AKNE KID JOE haben mit "What AfD thinks we do" einige Reaktionen ausgelöst, während KOTZREIZ im sehr, sehr kurzen Interview erstaunlich nüchterne Aussagen treffen. Basti indes zeigt sich im biographischen Reflex von seiner romantischen Ader, beschreibt die väterliche Keuschheitsoffensive und die ersten Anbändelungen mit einer Frau. Da gerät nicht nur der Hormonhaushalt durcheinander, sondern auch der Text, der am Schluss das letzte Drittel der vorangegangen "Story of..." wiederholt.
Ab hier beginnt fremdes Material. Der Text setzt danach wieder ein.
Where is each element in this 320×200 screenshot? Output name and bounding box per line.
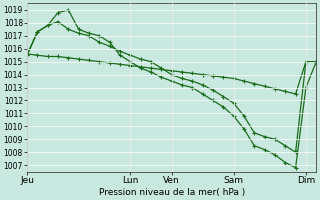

Maks interviewt Jay von Punk-Ethics und diskutiert die moralische Frage nach Sweatshops-Zubehör und -Merchandise in der Punk-Community. Punk against Sweatshops machen auch viel Kampagnenarbeit und Solidaritätsarbeit. ShenaNigan kam zwischen zwei Konzerten beim Rauchen vor der Tür mit dem Fotografen Viktor Gnezdilov ins Gespräch. Auf 2 Seiten werden einige seiner Porträts gezeigt, die tatsächlich wie aus einer Verbrecher-Kartei zu stammen scheinen. Basti interviewt Jennie von BAD COP/BAD COP, die sich zu Trump, Biden und die bittere Realität der Situation einer Band in COVID-19-Zeiten äußert. Die Pandemie ist auch ein Grund für Vasco, einige Fakten auszuschecken, die ökologische "Krise" zu durchleuchten und die politischen Symptom-Maßnahmen zu kritisieren. Andrea von PESTPOCKEN beschäftigt sich viel mit Geschlechterverhältnissen in der "Szene" und Danny hätte sich vielleicht auch einige andere Fragen gewünscht, als Herkunfts- und Beziehungsfragen zu beantworten. HARTZ ANGELS hätten anstelle eines Interviews besser eine selbst gebastelte Foto-Story abgeliefert, denn hierin haben sie Talent.

Gesamteindruck:

Die aktuelle Ausgabe ist erneut im Wesentlichen von der COVID-19-Thematik und ihre Folgen geprägt, was sich in Interview-Fragen und -Antworten genauso widerspiegelt wie in einigen Artikeln und Kolumnen. Die Zusammenstellung aus Politik, Punk und Biografisches ist trotz einiger Schwächen (KOTZREIZ-, Fisch und Oldrik-Interview) eine Qualitätssteigerung zu vorherigen Ausgaben und lässt darauf hoffen, dass das P.B. auch aufgrund der anhaltenden COVID-19-Pandemie genug Stoff liefert, aus der Not eine Punkrock-Tugend zu machen.